While researchers knew that even the mere extraction of the sediment from the lake would be a success, the fact that a sample arrived at the lab intact proved even more gratifying.
“We didn’t expect to find this mushy, fragile sediment under the ice sheet,” Siegfried said. “It was basically like grabbing a package of soup, bringing it up 1100 meters to the surface of the ice, shipping it to America, getting it into a CT scanner in Oregon, and somehow maintaining tiny laminations in the sample.”
Previous sediment samples from beneath the modern West Antarctic Ice Sheet have only consisted of a jumbled mixture of marine muds and rocks left behind when glaciers move over the Earth and do not contain a layered history of the region or ice sheet.
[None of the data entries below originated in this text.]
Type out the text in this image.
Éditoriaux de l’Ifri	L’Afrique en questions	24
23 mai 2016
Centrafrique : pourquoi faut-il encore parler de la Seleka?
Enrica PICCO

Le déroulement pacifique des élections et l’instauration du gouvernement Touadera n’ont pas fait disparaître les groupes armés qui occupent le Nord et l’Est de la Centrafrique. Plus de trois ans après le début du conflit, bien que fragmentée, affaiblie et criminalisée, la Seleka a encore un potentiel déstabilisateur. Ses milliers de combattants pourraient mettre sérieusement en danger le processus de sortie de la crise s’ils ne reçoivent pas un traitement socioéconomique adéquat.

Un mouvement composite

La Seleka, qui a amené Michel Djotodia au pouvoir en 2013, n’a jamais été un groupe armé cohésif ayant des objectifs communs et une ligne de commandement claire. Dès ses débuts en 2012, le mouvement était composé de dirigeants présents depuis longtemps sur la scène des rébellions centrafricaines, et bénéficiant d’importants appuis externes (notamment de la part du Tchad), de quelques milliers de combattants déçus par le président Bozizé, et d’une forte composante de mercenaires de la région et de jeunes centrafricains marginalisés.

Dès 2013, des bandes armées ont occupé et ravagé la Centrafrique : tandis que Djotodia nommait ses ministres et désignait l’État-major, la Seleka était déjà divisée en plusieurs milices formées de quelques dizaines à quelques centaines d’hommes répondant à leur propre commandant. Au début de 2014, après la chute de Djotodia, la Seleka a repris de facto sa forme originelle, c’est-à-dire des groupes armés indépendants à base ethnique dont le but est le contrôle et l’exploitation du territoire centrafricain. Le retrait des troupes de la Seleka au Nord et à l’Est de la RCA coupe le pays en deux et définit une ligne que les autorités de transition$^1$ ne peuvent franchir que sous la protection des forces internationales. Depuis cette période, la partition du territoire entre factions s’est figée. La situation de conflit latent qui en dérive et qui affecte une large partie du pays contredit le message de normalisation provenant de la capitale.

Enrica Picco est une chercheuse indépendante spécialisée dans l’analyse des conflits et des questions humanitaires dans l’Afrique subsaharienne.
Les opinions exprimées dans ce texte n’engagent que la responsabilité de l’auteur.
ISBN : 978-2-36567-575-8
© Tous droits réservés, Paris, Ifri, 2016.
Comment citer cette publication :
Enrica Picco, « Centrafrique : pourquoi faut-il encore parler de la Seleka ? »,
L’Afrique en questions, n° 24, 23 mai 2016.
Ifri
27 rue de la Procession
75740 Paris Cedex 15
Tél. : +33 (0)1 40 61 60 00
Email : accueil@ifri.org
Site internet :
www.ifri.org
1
“In a 2001 paper published after a decade of subglacial drilling efforts in Antarctica, glaciologist Barclay Kamb somewhat unenthusiastically summarizes that everywhere the project sampled sediments, they found the same uninteresting, sticky, gray mixture,” said Ryan Venturelli, assistant professor of geology and geological engineering at Colorado School of Mines and a lead author on the paper.
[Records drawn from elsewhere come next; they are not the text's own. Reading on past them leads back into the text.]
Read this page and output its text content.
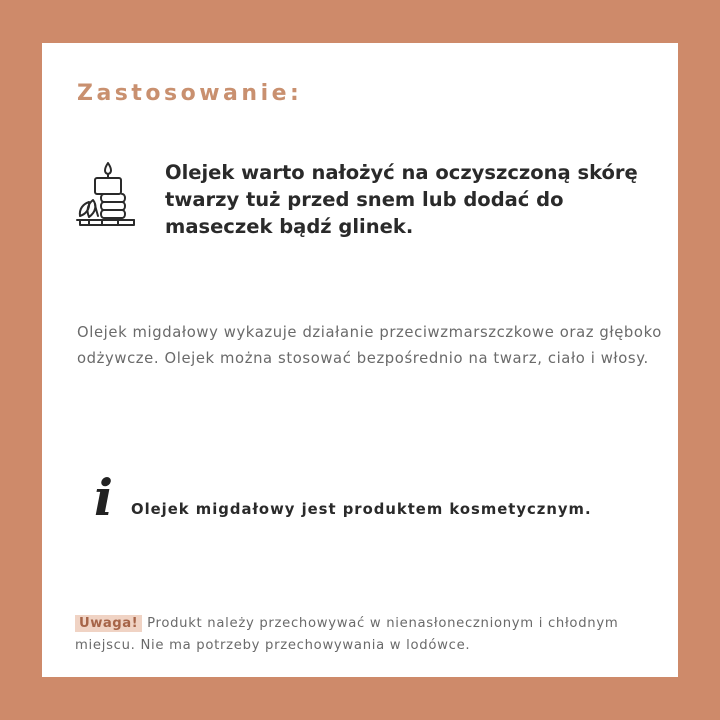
Zastosowanie:

Olejek warto nałożyć na oczyszczoną skórę twarzy tuż przed snem lub dodać do maseczek bądź glinek.

Olejek migdałowy wykazuje działanie przeciwzmarszczkowe oraz głęboko odżywcze. Olejek można stosować bezpośrednio na twarz, ciało i włosy.

i Olejek migdałowy jest produktem kosmetycznym.

Uwaga! Produkt należy przechowywać w nienasłonecznionym i chłodnym miejscu. Nie ma potrzeby przechowywania w lodówce.
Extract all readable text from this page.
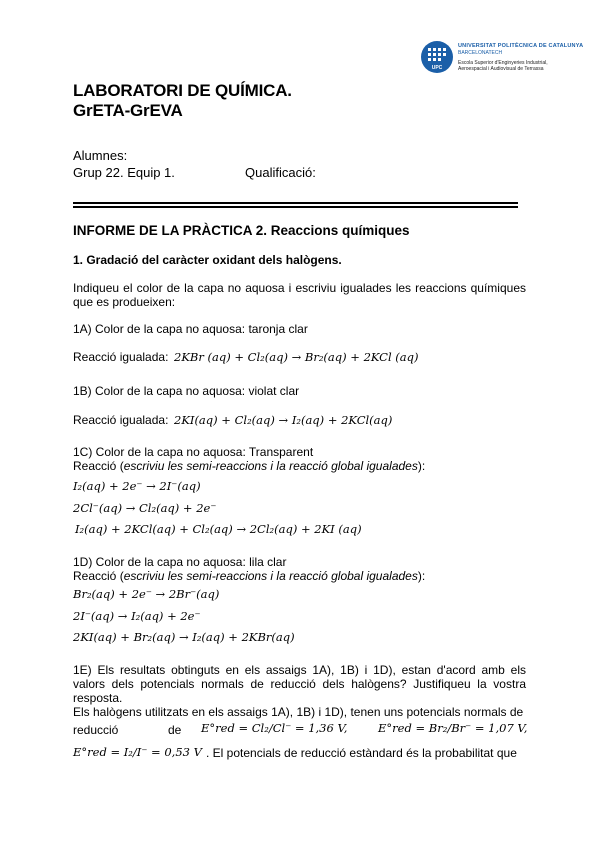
UPC
UNIVERSITAT POLITÈCNICA DE CATALUNYA
BARCELONATECH
Escola Superior d'Enginyeries Industrial,
Aeroespacial i Audiovisual de Terrassa
LABORATORI DE QUÍMICA.
GrETA-GrEVA
Alumnes:
Grup 22. Equip 1.	Qualificació:
INFORME DE LA PRÀCTICA 2. Reaccions químiques
1. Gradació del caràcter oxidant dels halògens.
Indiqueu el color de la capa no aquosa i escriviu igualades les reaccions químiques que es produeixen:
1A) Color de la capa no aquosa: taronja clar
Reacció igualada: 2KBr (aq) + Cl₂(aq) → Br₂(aq) + 2KCl (aq)
1B) Color de la capa no aquosa: violat clar
Reacció igualada: 2KI(aq) + Cl₂(aq) → I₂(aq) + 2KCl(aq)
1C) Color de la capa no aquosa: Transparent
Reacció (escriviu les semi-reaccions i la reacció global igualades):
I₂(aq) + 2e⁻ → 2I⁻(aq)
2Cl⁻(aq) → Cl₂(aq) + 2e⁻
I₂(aq) + 2KCl(aq) + Cl₂(aq) → 2Cl₂(aq) + 2KI (aq)
1D) Color de la capa no aquosa: lila clar
Reacció (escriviu les semi-reaccions i la reacció global igualades):
Br₂(aq) + 2e⁻ → 2Br⁻(aq)
2I⁻(aq) → I₂(aq) + 2e⁻
2KI(aq) + Br₂(aq) → I₂(aq) + 2KBr(aq)
1E) Els resultats obtinguts en els assaigs 1A), 1B) i 1D), estan d'acord amb els valors dels potencials normals de reducció dels halògens? Justifiqueu la vostra resposta.
Els halògens utilitzats en els assaigs 1A), 1B) i 1D), tenen uns potencials normals de
reducció	de E°red = Cl₂/Cl⁻ = 1,36 V,	E°red = Br₂/Br⁻ = 1,07 V,
E°red = I₂/I⁻ = 0,53 V . El potencials de reducció estàndard és la probabilitat que
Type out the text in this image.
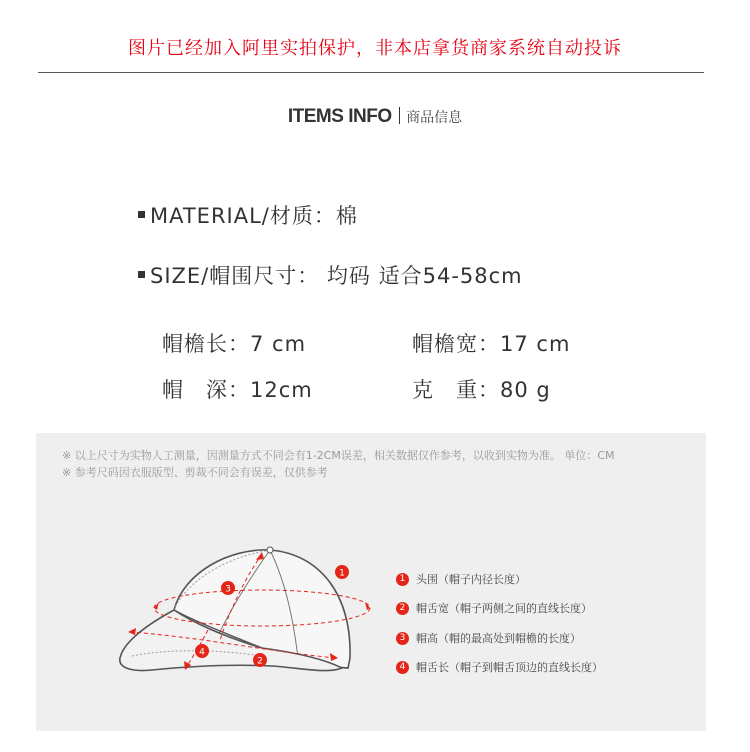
图片已经加入阿里实拍保护，非本店拿货商家系统自动投诉
ITEMS INFO 商品信息
MATERIAL/材质：棉
SIZE/帽围尺寸： 均码 适合54-58cm
帽檐长：7 cm	帽檐宽：17 cm
帽　深：12cm	克　重：80 g
※ 以上尺寸为实物人工测量，因测量方式不同会有1-2CM误差，相关数据仅作参考，以收到实物为准。 单位：CM
※ 参考尺码因衣服版型、剪裁不同会有误差，仅供参考
1
3
4
2
1 头围（帽子内径长度）
2 帽舌宽（帽子两侧之间的直线长度）
3 帽高（帽的最高处到帽檐的长度）
4 帽舌长（帽子到帽舌顶边的直线长度）
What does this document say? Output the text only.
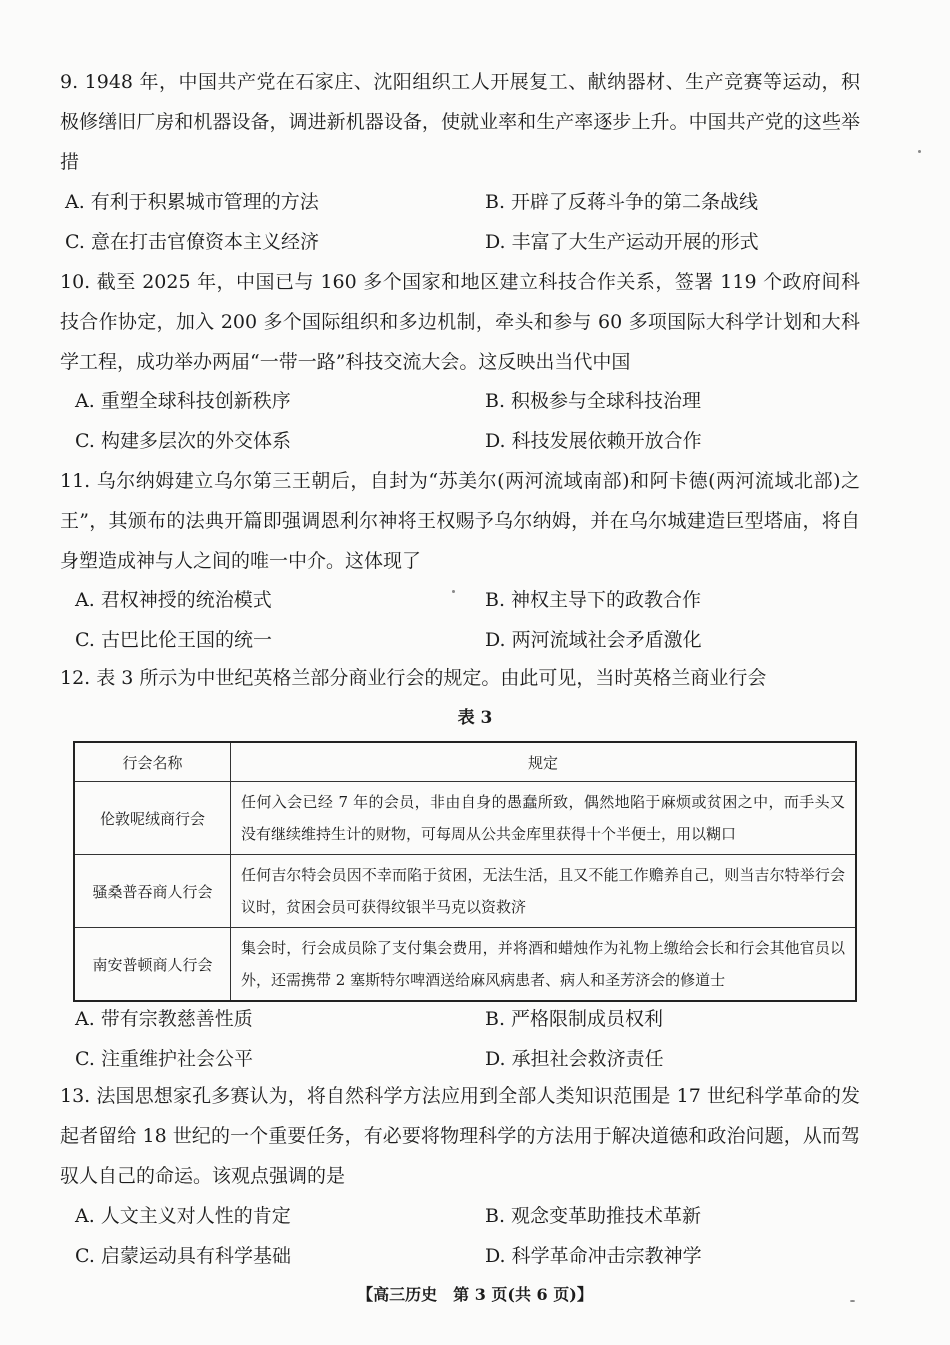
9. 1948 年，中国共产党在石家庄、沈阳组织工人开展复工、献纳器材、生产竞赛等运动，积极修缮旧厂房和机器设备，调进新机器设备，使就业率和生产率逐步上升。中国共产党的这些举措

A. 有利于积累城市管理的方法	B. 开辟了反蒋斗争的第二条战线
C. 意在打击官僚资本主义经济	D. 丰富了大生产运动开展的形式

10. 截至 2025 年，中国已与 160 多个国家和地区建立科技合作关系，签署 119 个政府间科技合作协定，加入 200 多个国际组织和多边机制，牵头和参与 60 多项国际大科学计划和大科学工程，成功举办两届“一带一路”科技交流大会。这反映出当代中国

A. 重塑全球科技创新秩序	B. 积极参与全球科技治理
C. 构建多层次的外交体系	D. 科技发展依赖开放合作

11. 乌尔纳姆建立乌尔第三王朝后，自封为“苏美尔(两河流域南部)和阿卡德(两河流域北部)之王”，其颁布的法典开篇即强调恩利尔神将王权赐予乌尔纳姆，并在乌尔城建造巨型塔庙，将自身塑造成神与人之间的唯一中介。这体现了

A. 君权神授的统治模式	B. 神权主导下的政教合作
C. 古巴比伦王国的统一	D. 两河流域社会矛盾激化

12. 表 3 所示为中世纪英格兰部分商业行会的规定。由此可见，当时英格兰商业行会

表 3
行会名称	规定
伦敦呢绒商行会	任何入会已经 7 年的会员，非由自身的愚蠢所致，偶然地陷于麻烦或贫困之中，而手头又没有继续维持生计的财物，可每周从公共金库里获得十个半便士，用以糊口
骚桑普吞商人行会	任何吉尔特会员因不幸而陷于贫困，无法生活，且又不能工作赡养自己，则当吉尔特举行会议时，贫困会员可获得纹银半马克以资救济
南安普顿商人行会	集会时，行会成员除了支付集会费用，并将酒和蜡烛作为礼物上缴给会长和行会其他官员以外，还需携带 2 塞斯特尔啤酒送给麻风病患者、病人和圣芳济会的修道士
A. 带有宗教慈善性质	B. 严格限制成员权利
C. 注重维护社会公平	D. 承担社会救济责任

13. 法国思想家孔多赛认为，将自然科学方法应用到全部人类知识范围是 17 世纪科学革命的发起者留给 18 世纪的一个重要任务，有必要将物理科学的方法用于解决道德和政治问题，从而驾驭人自己的命运。该观点强调的是

A. 人文主义对人性的肯定	B. 观念变革助推技术革新
C. 启蒙运动具有科学基础	D. 科学革命冲击宗教神学
【高三历史　第 3 页(共 6 页)】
“We found that, too. But above that same sticky, gray stuff, we found something different for the first time.”
Understanding subglacial movement
CT imagery of the sample showed a pattern of contrasts that indicated the subglacial lake was filling and draining with water before the scientists’ observational record. This finding offers insight into how long water has been moving under this part of Antarctica — movement that has implications for how the ice sheet moves and contributes to sea level rise. The life cycle of subglacial lakes derived from these contrasts also will enable researchers to better identify how carbon, nutrients and dissolved gasses are transported through the subglacial system to the global ocean.
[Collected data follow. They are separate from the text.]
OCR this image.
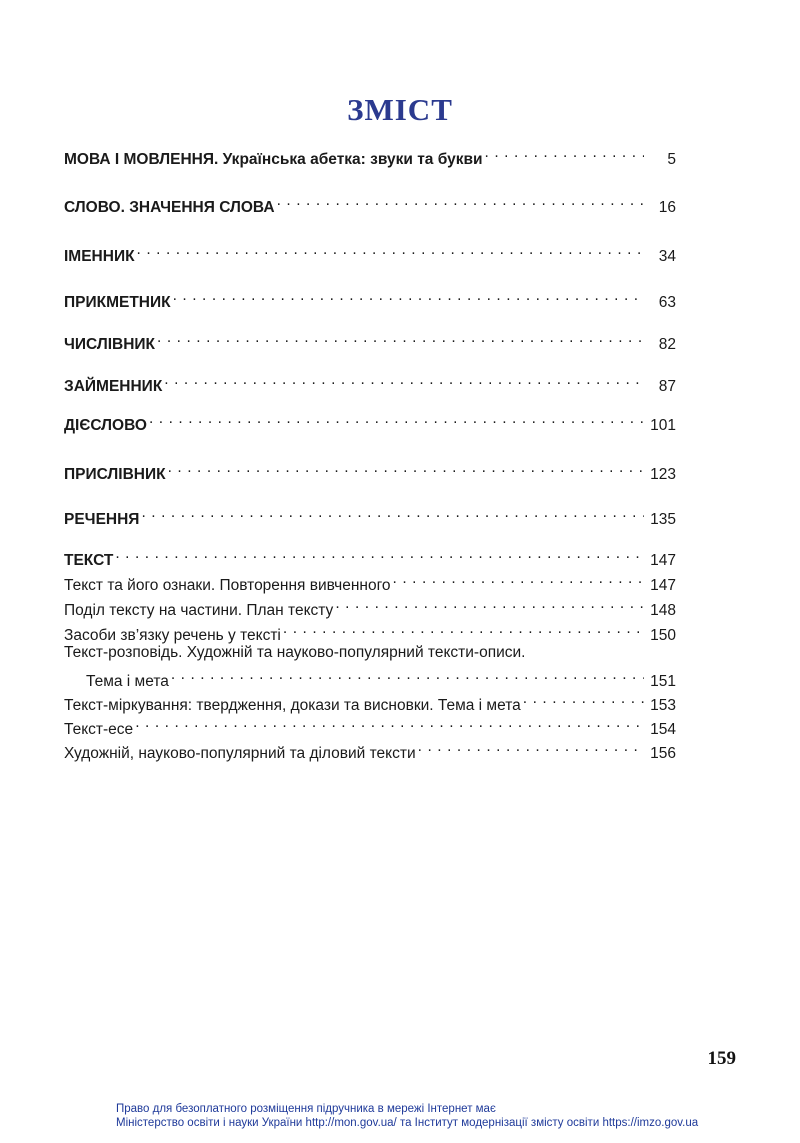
ЗМІСТ
МОВА І МОВЛЕННЯ. Українська абетка: звуки та букви . . .	5
СЛОВО. ЗНАЧЕННЯ СЛОВА . . .	16
ІМЕННИК . . .	34
ПРИКМЕТНИК . . .	63
ЧИСЛІВНИК . . .	82
ЗАЙМЕННИК . . .	87
ДІЄСЛОВО . . .	101
ПРИСЛІВНИК . . .	123
РЕЧЕННЯ . . .	135
ТЕКСТ . . .	147
Текст та його ознаки. Повторення вивченного . . .	147
Поділ тексту на частини. План тексту . . .	148
Засоби зв’язку речень у тексті . . .	150
Текст-розповідь. Художній та науково-популярний тексти-описи.
Тема і мета . . .	151
Текст-міркування: твердження, докази та висновки. Тема і мета . . .	153
Текст-есе . . .	154
Художній, науково-популярний та діловий тексти . . .	156
159
Право для безоплатного розміщення підручника в мережі Інтернет має
Міністерство освіти і науки України http://mon.gov.ua/ та Інститут модернізації змісту освіти https://imzo.gov.ua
“We use sediments from normal (subaerial) lakes all the time to build records of regional changes in climate. Subglacial lakes are different, because they are sealed by an overlying ice sheet that shields them from changing seasons and changing climate. Any variation in the subglacial sediment record is driven by changes to the overlying ice sheet and associated water system,” Venturelli said.
“Thanks to satellites that have helped us spy on Antarctica from space since 2003, we have a deep understanding of subglacial lake activity in the modern record, but the sediments we collected as part of SALSA give us an idea of how persistent these features are on a much longer timescale — hundreds of years. It's our first insight into the life cycle of an active subglacial lake, and that is really exciting,” Venturelli added.
Significance of the sampling effort
The findings shared in Geology come amid more groundbreaking publications from the SALSA team based on the sediment samples they retrieved from Mercer Subglacial Lake. In February, researchers published work in ISME Communications that examined and compared microbial communities in the sediment to other regions under the ice; their work indicated an extensive subglacial ecosystem that is biogeochemically and evolutionarily linked through ice sheet behavior and the transport of microbes, water and sediments. Forthcoming research out soon in AGU Advances, also led by Venturelli, constrains the Antarctic subglacial carbon cycle for the first time and indicates how details of the cycle can be used to estimate how much smaller the West Antarctic Ice Sheet was in the last few thousand years.
“Knowing the dynamics of the ice sheet in the past is critical for predicting how it may respond to changes in the future, but this information has also helped to better understand the connectedness of these ecosystems to processes on the surface and regions beneath deep Antarctic ice that have yet to be explored,” said Brent Christner, a microbiologist at the University of Florida and SALSA Project team member.